90 papers are included in the review. Individual study quality was variable but was generally low. A number of patient characteristics, hospital characteristics, physician characteristics, care processes and "other" factors were associated with door to balloon time. Prognostic factors for longer times include: pre-hospital delay in presentation, cerebrovascular disease, absence of chest pain, lower PCI volume and specialization hospital, lower sum ST elevation, absence of Q waves and left bundle branch block. Shorter times were associated with: presentation during regular hours, PCI in a more recent year, 24 hour on site cardiology, pre-hospital ECG, single call to central page to activate the catheterization lab, ER physician activating the cath lab, lab staff arriving within 20 min of paging and culprit vessel PCI before full diagnostic angiography.

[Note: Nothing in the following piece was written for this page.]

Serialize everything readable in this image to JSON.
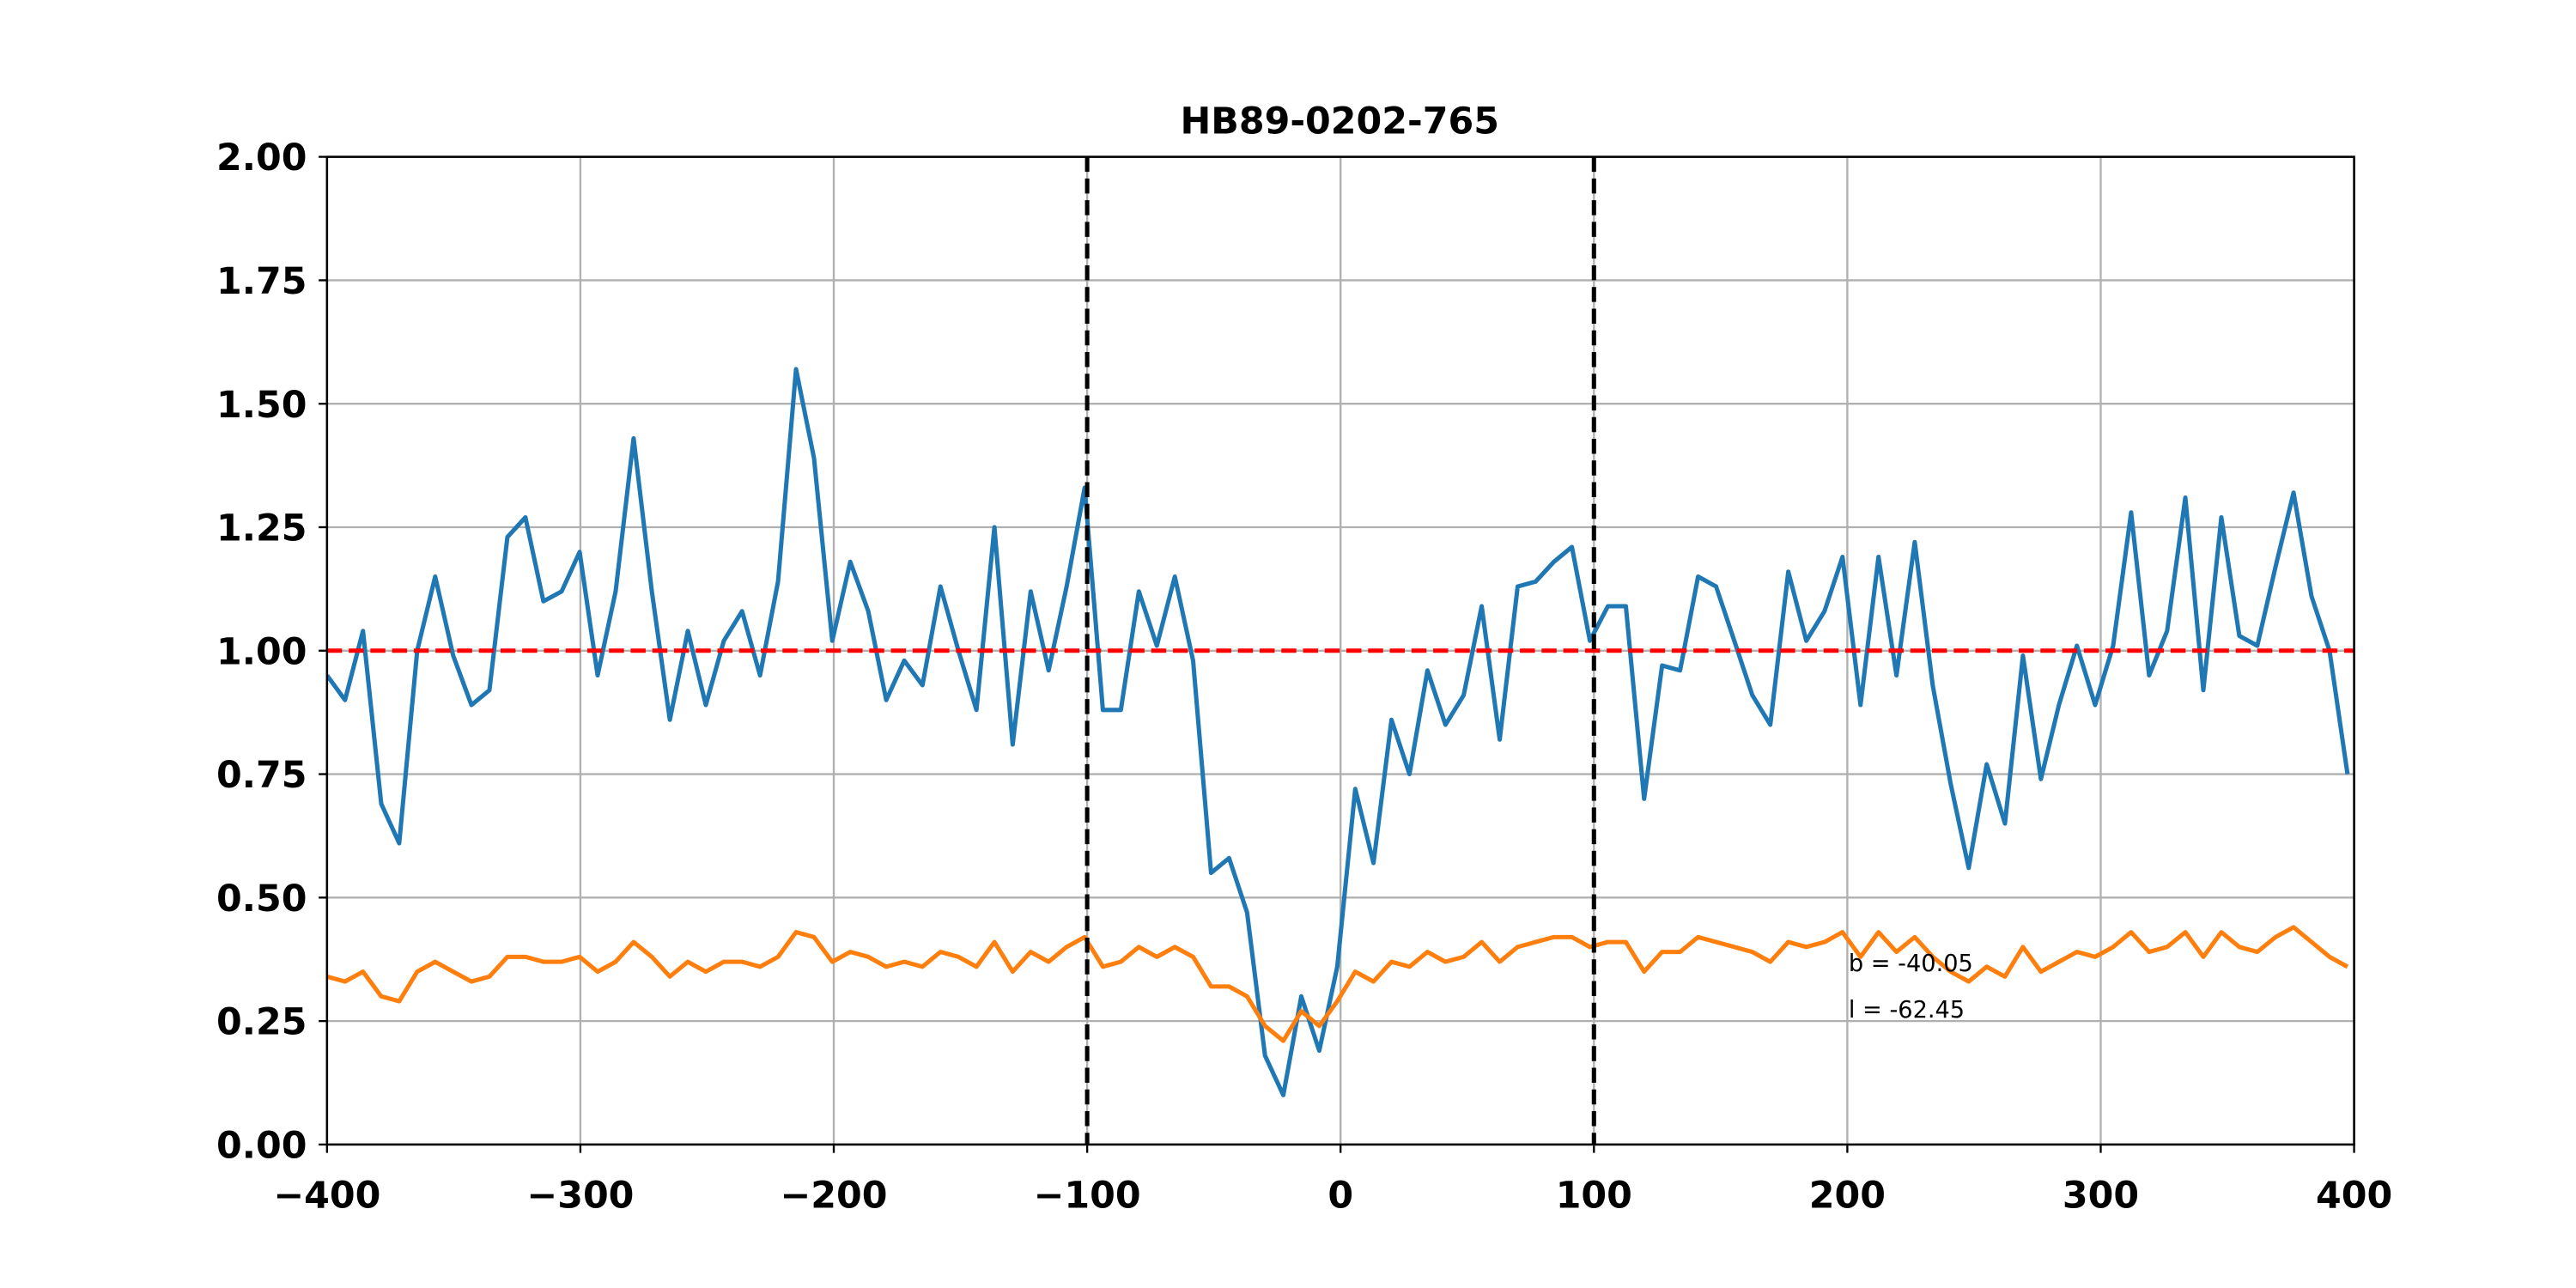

Understanding prognostic factors for door to balloon time can likely lead to improved quality of care for STEMI.
经皮冠状动脉介入治疗(PCI)治疗 ST 段抬高型心肌梗死(STEMI)的门球时间很重要。本综述总结了在能行 PCI 的医院就诊的 STEMI 患者门球时间的预后因素。
NLM Gateway 和 Cochrane CENTRAL 是主要的数据来源。通过标题和摘要筛选搜索报告,并查找全文以获取潜在相关文章。从选定的文章和相关背景文件中检索参考文献,以获取其他报告。对文章进行了回顾和评估,以确定偏倚风险。结果未进行荟萃分析进行总结。
综述共纳入 90 篇论文。个别研究的质量各不相同,但普遍较低。一些患者特征、医院特征、医生特征、护理流程和“其他”因素与门球时间有关。较长时间的预后因素包括:就诊前的院前延迟、脑血管疾病、胸痛缺失、较低的 PCI 量和专科医院、较低的总和 ST 抬高、无 Q 波和左束支传导阻滞。较短的时间与以下因素相关:在正常工作时间就诊、PCI 在更近的一年进行、24 小时现场心脏病学、院前心电图、拨打中央电话激活导管室、急诊医师激活导管室、实验室人员在 20 分钟内到达和罪犯血管 PCI 在充分诊断性血管造影之前。
了解门球时间的预后因素可能有助于改善 STEMI 的护理质量。